4. Entertainment in the city?
Once again--there are way too many to list. This is a large American town known for its culture and its restaurants. As a result, you'll have no trouble finding lots of options--no matter what you are looking for.

5. Key city regulations I should be aware of?
Don't bring any large attack dogs, and don't carry firearms without a permit. Other than that, there's not much to mention.

4. Posted by TravlScott (Budding Member 14 posts) 7y Star this if you like it!

Calcurzer, you always come with some good information. I guess that's why you're a moderator.
Just to put in my meager two cents: Oakland, Richmond, and Fremont all had bad wraps at one point (as far as personal safety was concerned). But I'm only from Sacramento so I don't have the first-hand experience to make any definite claims (or at the very least, anecdotal claims).
On a brighterside: you will have plenty of time to find all fun and interesting things that can't be enumerated on this forum. One of my favorite places to stop by when I'm in "The City" is Bi-Rite Creamery (I have a ferocious sweet tooth). It's on Delores and 18th in San Francisco. Good flavors! Just my small offering of information there.

5. Posted by Daawgon (Travel Guru 2009 posts) 7y Star this if you like it!

The city of SF is one of the nicest places in the USA to live - I lived there for 25 yrs until it just became too expensive for me (I'm retired). Many who work here live in the burbs and commute from the East Bay or Peninsula areas - it's just not the same thing! If you can afford it, then live in the city. Why, because the city lifestyle is so rich and rewarding. You will never be bored in this town - there's always something going on. Just walk down the street and you will be amused by the characters you encounter. No, you don't need a car if you live in town - very good transit with MUNI buses, subway and light rail + the BART train system for the general Bay Area. Renting an apartment is not one of the easiest, or cheapest, things you will ever do - they usually require a rental resume to apply to rent a unit here due to high demand. Everyone in the world wants to live here, and that's their stupid solution. Then there are the tourists - thousands of them, but city people usually just ignore them, and city people would not be found dead at Fisherman's Wharf. You will never regret your decision to live in this fantastic town!

6. Posted by lagosmm (Budding Member 50 posts) 7y Star this if you like it!

Thank you all for the help.

After doing more research, I now know the bay area is broken up into multiple types of regions. I know each is different both in the atmosphere it provides and the cost.

My main questions:

1. Good locations in San Fran and price?
2. Thoughts on San Jose and Palo Alto (location, price)?

Thank you again in advance! I have appreciated all your help thus far! =D

7. Posted by Calcruzer (Travel Guru 1999 posts) 7y Star this if you like it!

Since I don't live in the city of San Francisco, and bought my house over 11 years ago, it is difficult for me to answer your question concerning current rents in the city. As I said, I suggest you visit for updated information. The nicest areas are near the marina (north side of town closer to the Golden Gate Bridge. Another good part of town is out near the new baseball park. On the other hand, just south of market street near downtown is the worst part of town--really rundown. (The area called SOMA--south of market--which is a nice area, refers to the area that is about another 1 mile south.)
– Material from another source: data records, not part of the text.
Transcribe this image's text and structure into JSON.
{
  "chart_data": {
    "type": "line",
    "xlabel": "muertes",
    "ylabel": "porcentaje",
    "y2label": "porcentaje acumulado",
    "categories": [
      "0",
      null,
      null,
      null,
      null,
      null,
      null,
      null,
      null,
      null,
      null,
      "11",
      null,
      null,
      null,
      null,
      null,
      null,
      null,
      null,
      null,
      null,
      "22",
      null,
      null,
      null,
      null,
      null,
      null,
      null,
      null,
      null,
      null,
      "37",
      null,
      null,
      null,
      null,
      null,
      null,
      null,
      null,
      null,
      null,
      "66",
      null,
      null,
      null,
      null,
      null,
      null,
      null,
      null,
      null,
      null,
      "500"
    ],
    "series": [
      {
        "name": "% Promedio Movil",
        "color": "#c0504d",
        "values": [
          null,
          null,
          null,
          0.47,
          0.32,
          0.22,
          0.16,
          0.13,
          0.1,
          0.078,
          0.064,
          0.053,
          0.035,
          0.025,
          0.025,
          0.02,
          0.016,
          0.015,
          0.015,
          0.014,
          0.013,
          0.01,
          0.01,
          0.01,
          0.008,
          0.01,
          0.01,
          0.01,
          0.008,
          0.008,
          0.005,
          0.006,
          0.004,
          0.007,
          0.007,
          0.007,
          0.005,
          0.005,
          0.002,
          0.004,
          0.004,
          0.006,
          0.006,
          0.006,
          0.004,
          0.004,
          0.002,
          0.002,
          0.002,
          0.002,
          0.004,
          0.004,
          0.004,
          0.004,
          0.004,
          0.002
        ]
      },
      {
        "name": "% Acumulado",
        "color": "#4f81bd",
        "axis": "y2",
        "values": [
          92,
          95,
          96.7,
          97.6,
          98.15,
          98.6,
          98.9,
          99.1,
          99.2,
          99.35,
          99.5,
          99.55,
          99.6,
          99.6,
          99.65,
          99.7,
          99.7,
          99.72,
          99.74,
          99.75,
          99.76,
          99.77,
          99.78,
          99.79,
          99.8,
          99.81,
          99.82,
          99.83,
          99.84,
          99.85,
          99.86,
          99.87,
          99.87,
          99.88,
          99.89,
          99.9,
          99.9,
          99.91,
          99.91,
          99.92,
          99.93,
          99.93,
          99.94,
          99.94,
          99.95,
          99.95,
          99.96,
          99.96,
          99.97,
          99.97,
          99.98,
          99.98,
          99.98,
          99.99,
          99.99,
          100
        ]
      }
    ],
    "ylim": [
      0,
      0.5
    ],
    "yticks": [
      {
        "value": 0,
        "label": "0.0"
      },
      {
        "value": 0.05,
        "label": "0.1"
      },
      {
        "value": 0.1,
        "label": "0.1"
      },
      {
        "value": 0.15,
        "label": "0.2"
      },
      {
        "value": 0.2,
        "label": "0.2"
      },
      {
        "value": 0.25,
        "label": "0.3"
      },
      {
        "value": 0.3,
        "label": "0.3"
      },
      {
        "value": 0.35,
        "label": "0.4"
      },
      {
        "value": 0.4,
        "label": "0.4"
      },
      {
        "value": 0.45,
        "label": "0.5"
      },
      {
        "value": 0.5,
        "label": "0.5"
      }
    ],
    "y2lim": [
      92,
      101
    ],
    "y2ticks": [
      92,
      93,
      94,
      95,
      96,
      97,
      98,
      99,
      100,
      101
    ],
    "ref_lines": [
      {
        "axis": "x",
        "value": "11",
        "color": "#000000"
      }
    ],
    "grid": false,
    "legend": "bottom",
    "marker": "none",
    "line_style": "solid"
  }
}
As far as Palo Alto and San Jose:

Palo Alto--this and the nearby town of Atherton are the two highest priced areas outside of San Francisco itself. The reason is that it is the home of Stanford University--and the land nearby has all been bought up years ago by those wanting to be close to the school or who work at business spinoffs started by Stanford students. But if you go east (to East Palo Alto) it is a very rundown lower-class area.

San Jose is different. The towns closeby and the downtown area are all nice areas, but if you are just south of downtown it isn't that nice--instead very run down. On the other hand, go another 8 miles south and you are still in San Jose, but now at the Silver Creek Country Club, where every home is about $1 million to $2 million.

As you can see, you really have to be here awhile to know the best areas for the money.